An inclined plane is bent in such a way that the vertical cross-section is given by \(y = \frac{{{x^2}}}{4}\) where y is in vertical and x in horizontal direction. If the upper surface of this curved plane is rough with coefficient of friction μ = 0.5, the maximum height in cm at which a stationary block will not slip downward is ____________ cm.

Explanation:

riction force concept will be used in this then we can solve using slope of tangent line.

condition for block remaining stationary is that downward force is = to the friction force (in upward direction ) 

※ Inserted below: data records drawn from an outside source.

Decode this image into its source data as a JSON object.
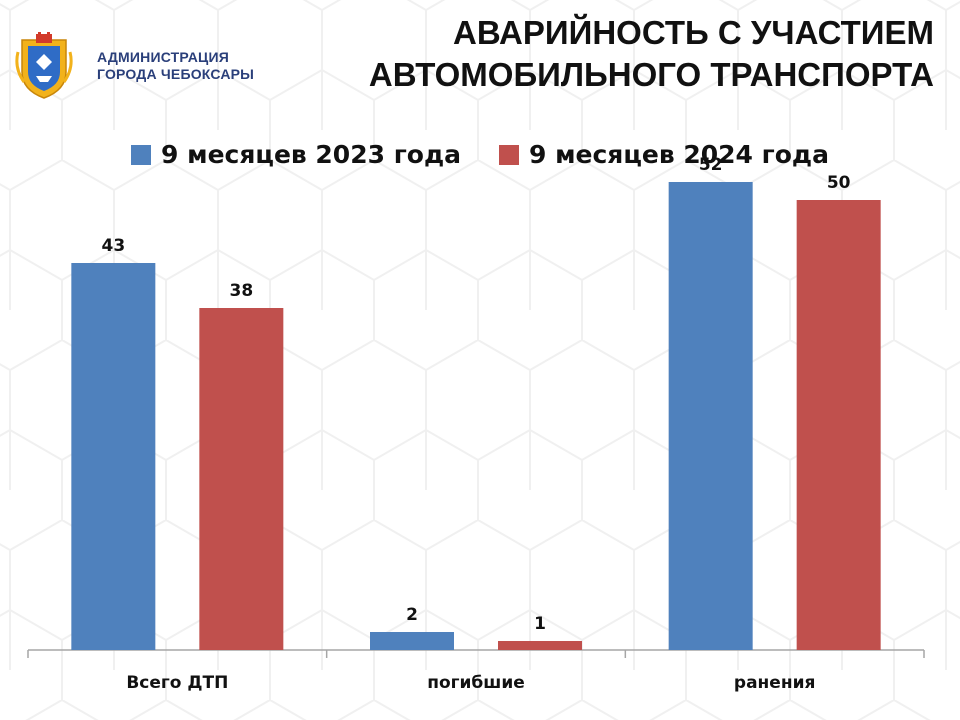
{
  "header": {
    "org_line1": "АДМИНИСТРАЦИЯ",
    "org_line2": "ГОРОДА ЧЕБОКСАРЫ",
    "logo_icon": "city-coat-of-arms-icon"
  },
  "title": {
    "line1": "АВАРИЙНОСТЬ С УЧАСТИЕМ",
    "line2": "АВТОМОБИЛЬНОГО ТРАНСПОРТА"
  },
  "colors": {
    "series_2023": "#4f81bd",
    "series_2024": "#c0504d",
    "axis": "#a6a6a6",
    "text": "#111111"
  },
  "chart_data": {
    "type": "bar",
    "title": "",
    "xlabel": "",
    "ylabel": "",
    "categories": [
      "Всего ДТП",
      "погибшие",
      "ранения"
    ],
    "series": [
      {
        "name": "9 месяцев 2023 года",
        "values": [
          43,
          2,
          52
        ],
        "color": "#4f81bd"
      },
      {
        "name": "9 месяцев 2024 года",
        "values": [
          38,
          1,
          50
        ],
        "color": "#c0504d"
      }
    ],
    "ylim": [
      0,
      60
    ],
    "grid": false,
    "legend": "top",
    "data_labels": true
  }
}
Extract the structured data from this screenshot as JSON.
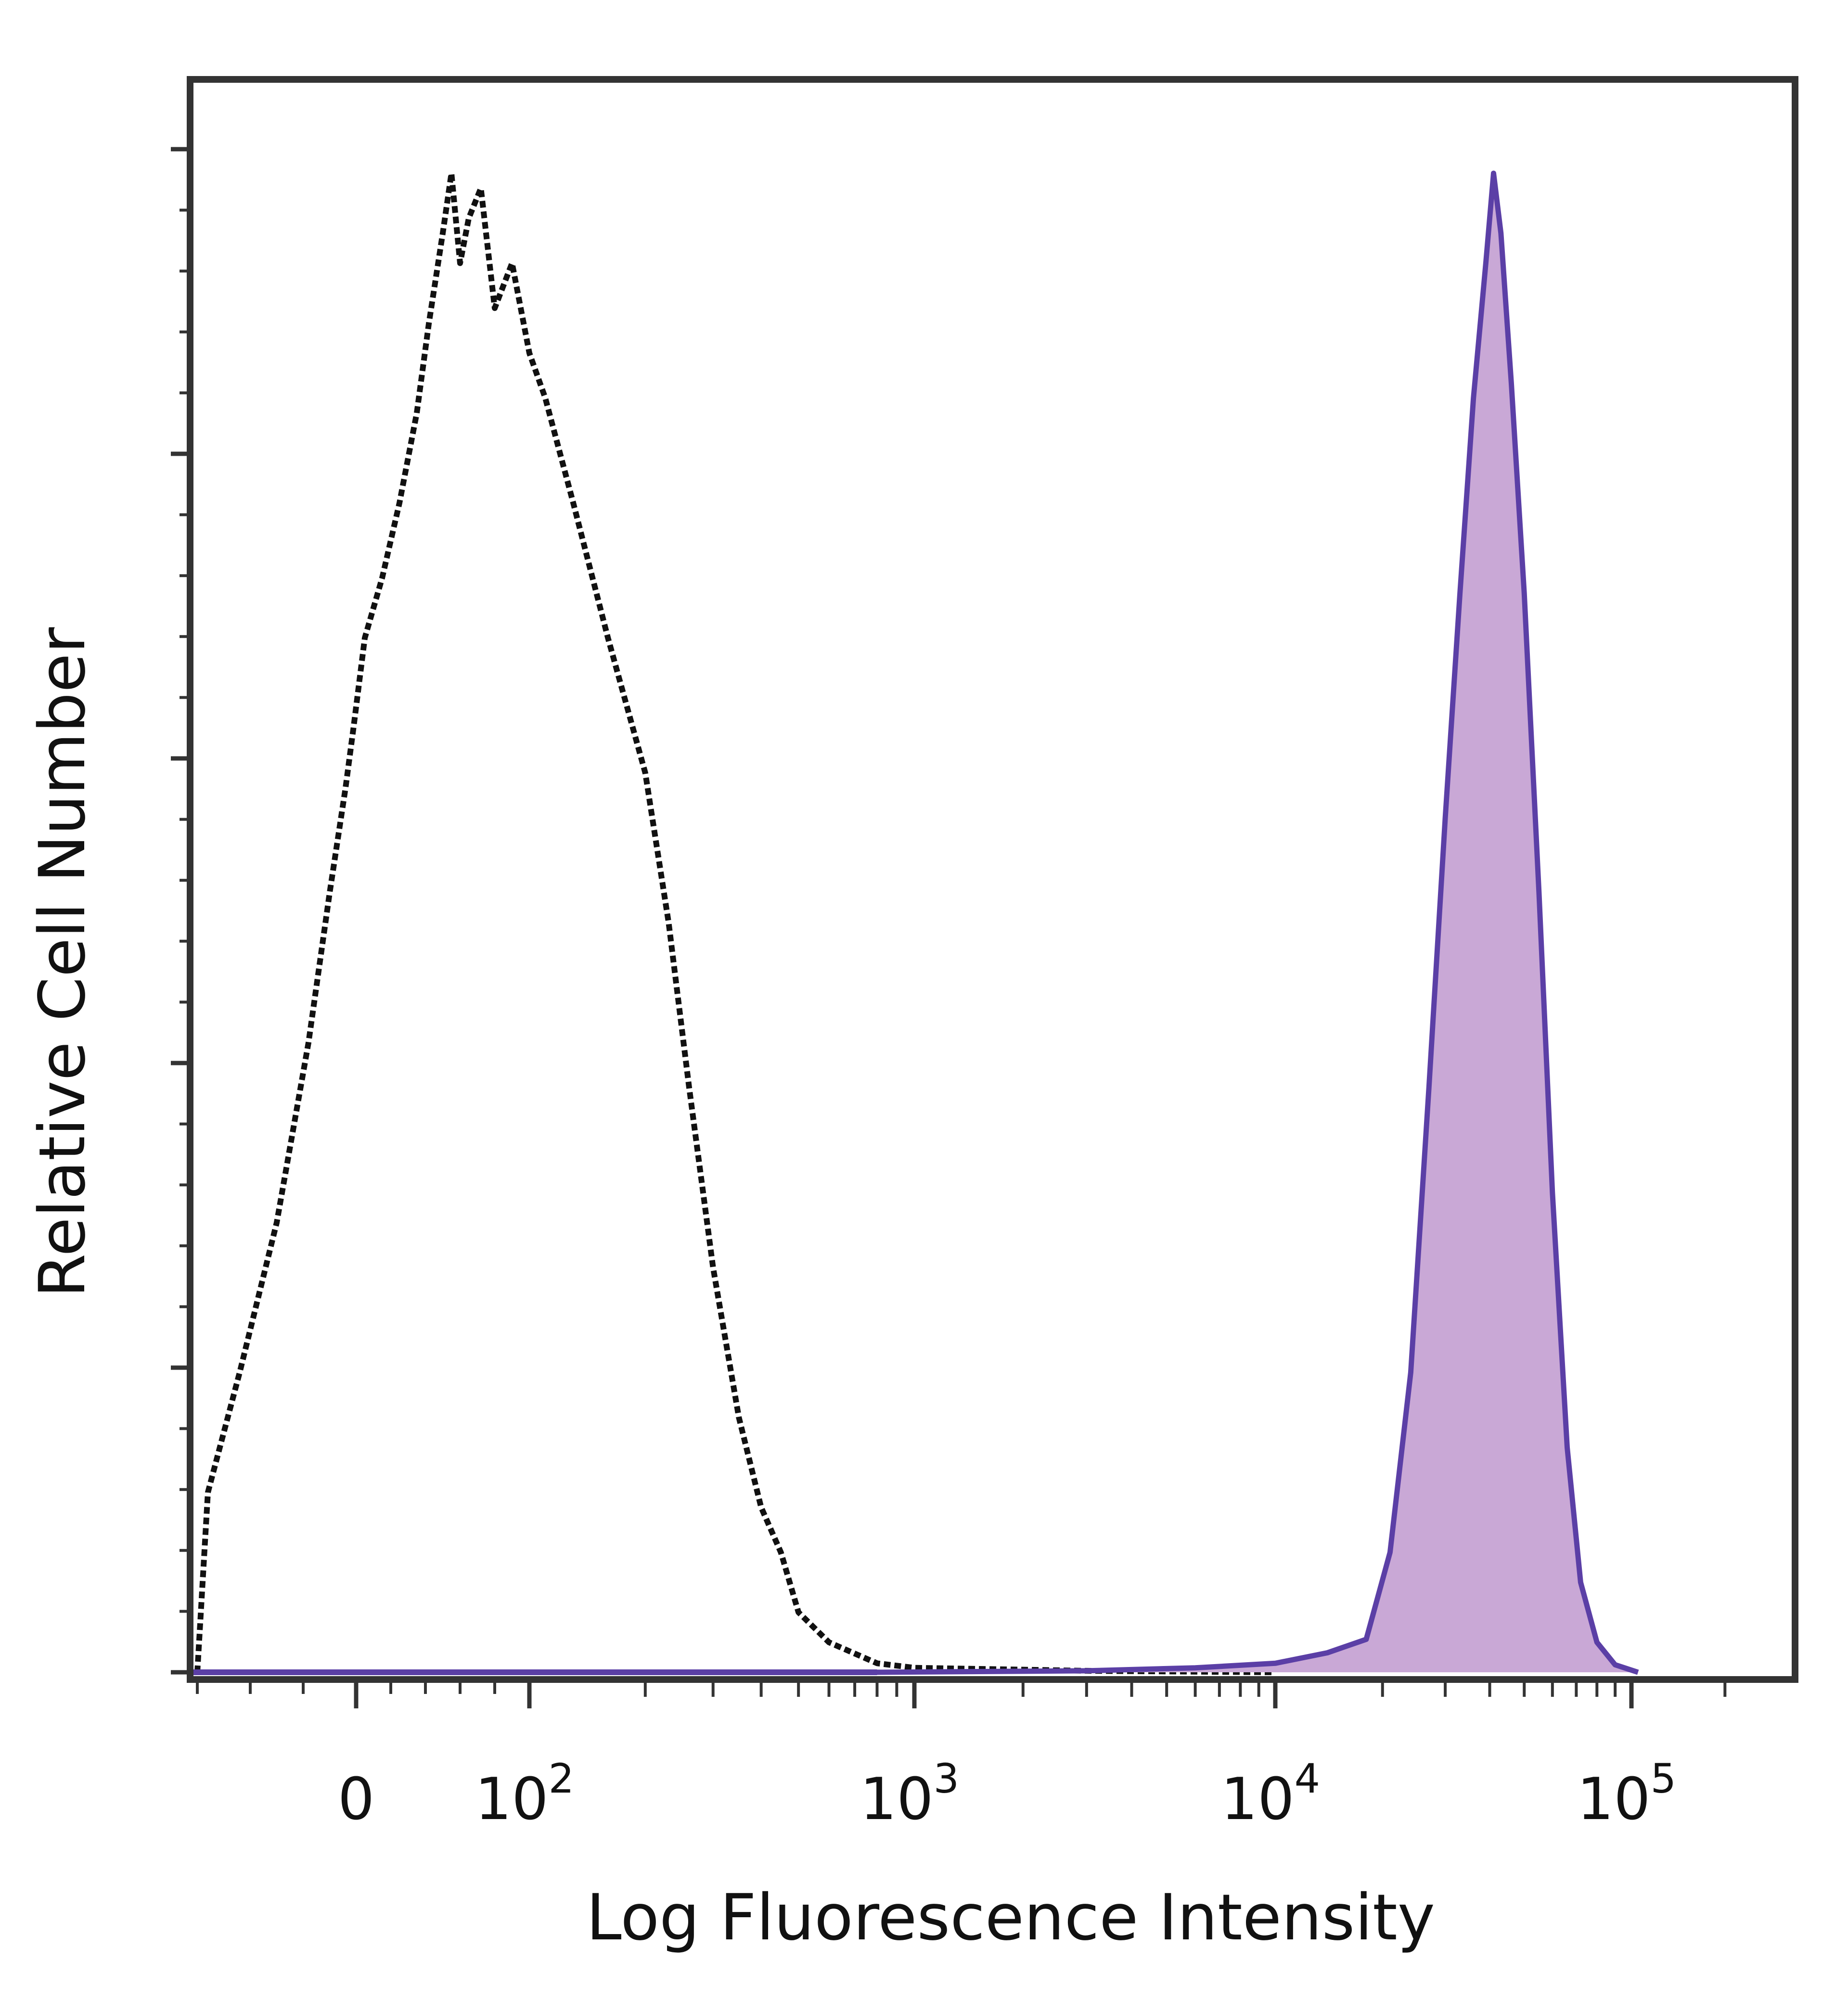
{
  "chart_data": {
    "type": "area",
    "title": "",
    "xlabel": "Log Fluorescence Intensity",
    "ylabel": "Relative Cell Number",
    "x_scale": "biexponential",
    "xlim": [
      -300,
      262000
    ],
    "ylim": [
      0,
      100
    ],
    "grid": false,
    "legend": "none",
    "x_ticks": [
      {
        "value": 0,
        "label": "0",
        "base": "",
        "exp": ""
      },
      {
        "value": 100,
        "label": "10^2",
        "base": "10",
        "exp": "2"
      },
      {
        "value": 1000,
        "label": "10^3",
        "base": "10",
        "exp": "3"
      },
      {
        "value": 10000,
        "label": "10^4",
        "base": "10",
        "exp": "4"
      },
      {
        "value": 100000,
        "label": "10^5",
        "base": "10",
        "exp": "5"
      }
    ],
    "series": [
      {
        "style": "dotted-outline",
        "color": "#111111",
        "points": [
          [
            -300,
            0
          ],
          [
            -280,
            12
          ],
          [
            -220,
            20
          ],
          [
            -150,
            30
          ],
          [
            -90,
            42
          ],
          [
            -50,
            52
          ],
          [
            -20,
            59
          ],
          [
            -5,
            63
          ],
          [
            5,
            69
          ],
          [
            15,
            73
          ],
          [
            25,
            78
          ],
          [
            35,
            84
          ],
          [
            42,
            90
          ],
          [
            50,
            96
          ],
          [
            55,
            100
          ],
          [
            60,
            94
          ],
          [
            65,
            97
          ],
          [
            72,
            99
          ],
          [
            80,
            91
          ],
          [
            90,
            94
          ],
          [
            100,
            88
          ],
          [
            110,
            85
          ],
          [
            130,
            78
          ],
          [
            160,
            69
          ],
          [
            200,
            60
          ],
          [
            230,
            50
          ],
          [
            260,
            39
          ],
          [
            300,
            27
          ],
          [
            350,
            17
          ],
          [
            400,
            11
          ],
          [
            450,
            8
          ],
          [
            500,
            4
          ],
          [
            600,
            2
          ],
          [
            800,
            0.6
          ],
          [
            1000,
            0.3
          ],
          [
            3000,
            0.1
          ],
          [
            10000,
            0
          ]
        ]
      },
      {
        "style": "filled",
        "color": "#5b3fa6",
        "fill": "#c9a8d6",
        "points": [
          [
            -300,
            0
          ],
          [
            300,
            0
          ],
          [
            800,
            0
          ],
          [
            3000,
            0.1
          ],
          [
            6000,
            0.3
          ],
          [
            10000,
            0.6
          ],
          [
            14000,
            1.3
          ],
          [
            18000,
            2.2
          ],
          [
            21000,
            8
          ],
          [
            24000,
            20
          ],
          [
            27000,
            39
          ],
          [
            30000,
            57
          ],
          [
            33000,
            72
          ],
          [
            36000,
            85
          ],
          [
            39000,
            94
          ],
          [
            41000,
            100
          ],
          [
            43000,
            96
          ],
          [
            46000,
            86
          ],
          [
            50000,
            72
          ],
          [
            55000,
            52
          ],
          [
            60000,
            32
          ],
          [
            66000,
            15
          ],
          [
            72000,
            6
          ],
          [
            80000,
            2
          ],
          [
            90000,
            0.5
          ],
          [
            105000,
            0
          ]
        ]
      }
    ]
  }
}
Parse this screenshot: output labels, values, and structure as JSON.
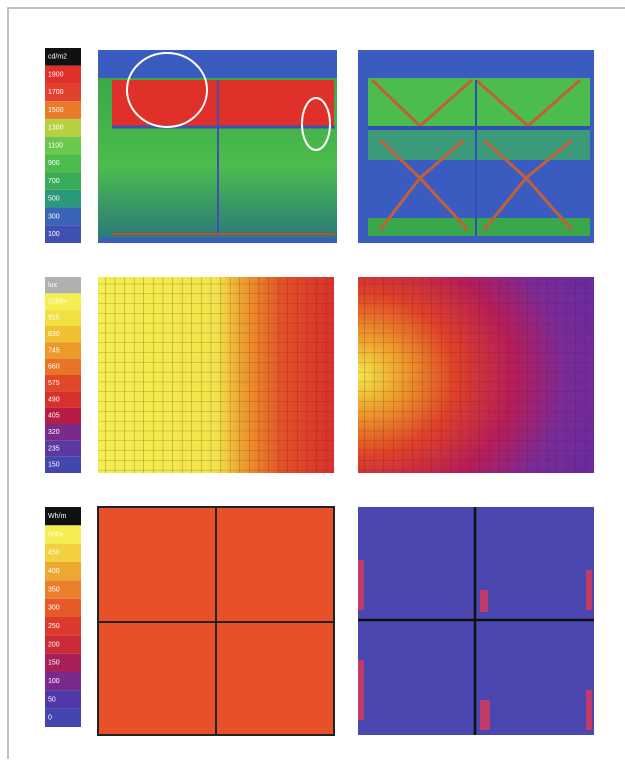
{
  "legends": [
    {
      "items": [
        {
          "label": "cd/m2",
          "color": "#111111"
        },
        {
          "label": "1900",
          "color": "#e0302a"
        },
        {
          "label": "1700",
          "color": "#e4402e"
        },
        {
          "label": "1500",
          "color": "#e87a2a"
        },
        {
          "label": "1300",
          "color": "#b8d040"
        },
        {
          "label": "1100",
          "color": "#6cc84a"
        },
        {
          "label": "900",
          "color": "#4cbc4c"
        },
        {
          "label": "700",
          "color": "#3aac58"
        },
        {
          "label": "500",
          "color": "#2a9a7a"
        },
        {
          "label": "300",
          "color": "#3a64b8"
        },
        {
          "label": "100",
          "color": "#4050b0"
        }
      ]
    },
    {
      "items": [
        {
          "label": "lux",
          "color": "#b0b0b0"
        },
        {
          "label": "1000+",
          "color": "#f4ee50"
        },
        {
          "label": "915",
          "color": "#f2e040"
        },
        {
          "label": "830",
          "color": "#f0c030"
        },
        {
          "label": "745",
          "color": "#ec9a2a"
        },
        {
          "label": "660",
          "color": "#e87428"
        },
        {
          "label": "575",
          "color": "#e04828"
        },
        {
          "label": "490",
          "color": "#d8302c"
        },
        {
          "label": "405",
          "color": "#b81c44"
        },
        {
          "label": "320",
          "color": "#7a2a8a"
        },
        {
          "label": "235",
          "color": "#5a3aa0"
        },
        {
          "label": "150",
          "color": "#4446b0"
        }
      ]
    },
    {
      "items": [
        {
          "label": "Wh/m",
          "color": "#111111"
        },
        {
          "label": "500+",
          "color": "#f4ee50"
        },
        {
          "label": "450",
          "color": "#f2d040"
        },
        {
          "label": "400",
          "color": "#eea832"
        },
        {
          "label": "350",
          "color": "#ea802c"
        },
        {
          "label": "300",
          "color": "#e65a2a"
        },
        {
          "label": "250",
          "color": "#dc3a2c"
        },
        {
          "label": "200",
          "color": "#cc2a38"
        },
        {
          "label": "150",
          "color": "#a8205a"
        },
        {
          "label": "100",
          "color": "#7a2a8c"
        },
        {
          "label": "50",
          "color": "#5038a8"
        },
        {
          "label": "0",
          "color": "#4246b0"
        }
      ]
    }
  ]
}
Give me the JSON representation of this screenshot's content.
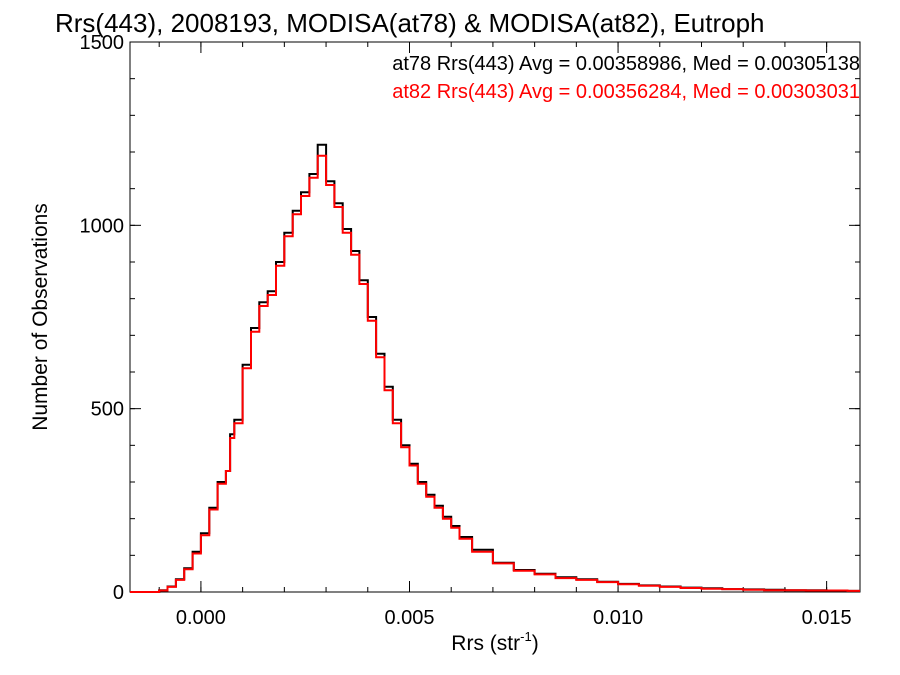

mg sin(θ) = µ mg cos(θ)  => tanθ = µ ....................(1)

as we know slope of the equation can be written as: 

tanθ = dy/dx where \(y = \frac{{{x^2}}}{4}\) ........................(2)

Calculation:

Given: 

vertical cross- section \(y = \frac{{{x^2}}}{4}\) .....................(3)

coefficient of friction μ = 0.5

here we can differentiate equation 3 w.r.to. x we get:  dy/dx = x/2

then, from 1 and 2 equation we know  tanθ = µ = dy/dx

so x/2 = 0.5  => x = 1m ...........(4)

put the value from equation 4 in equation 3 we get:

y = 0.25m = 25cm   hence 25cm is height at which a stationary will not slip.

Hence answer is 25 cm.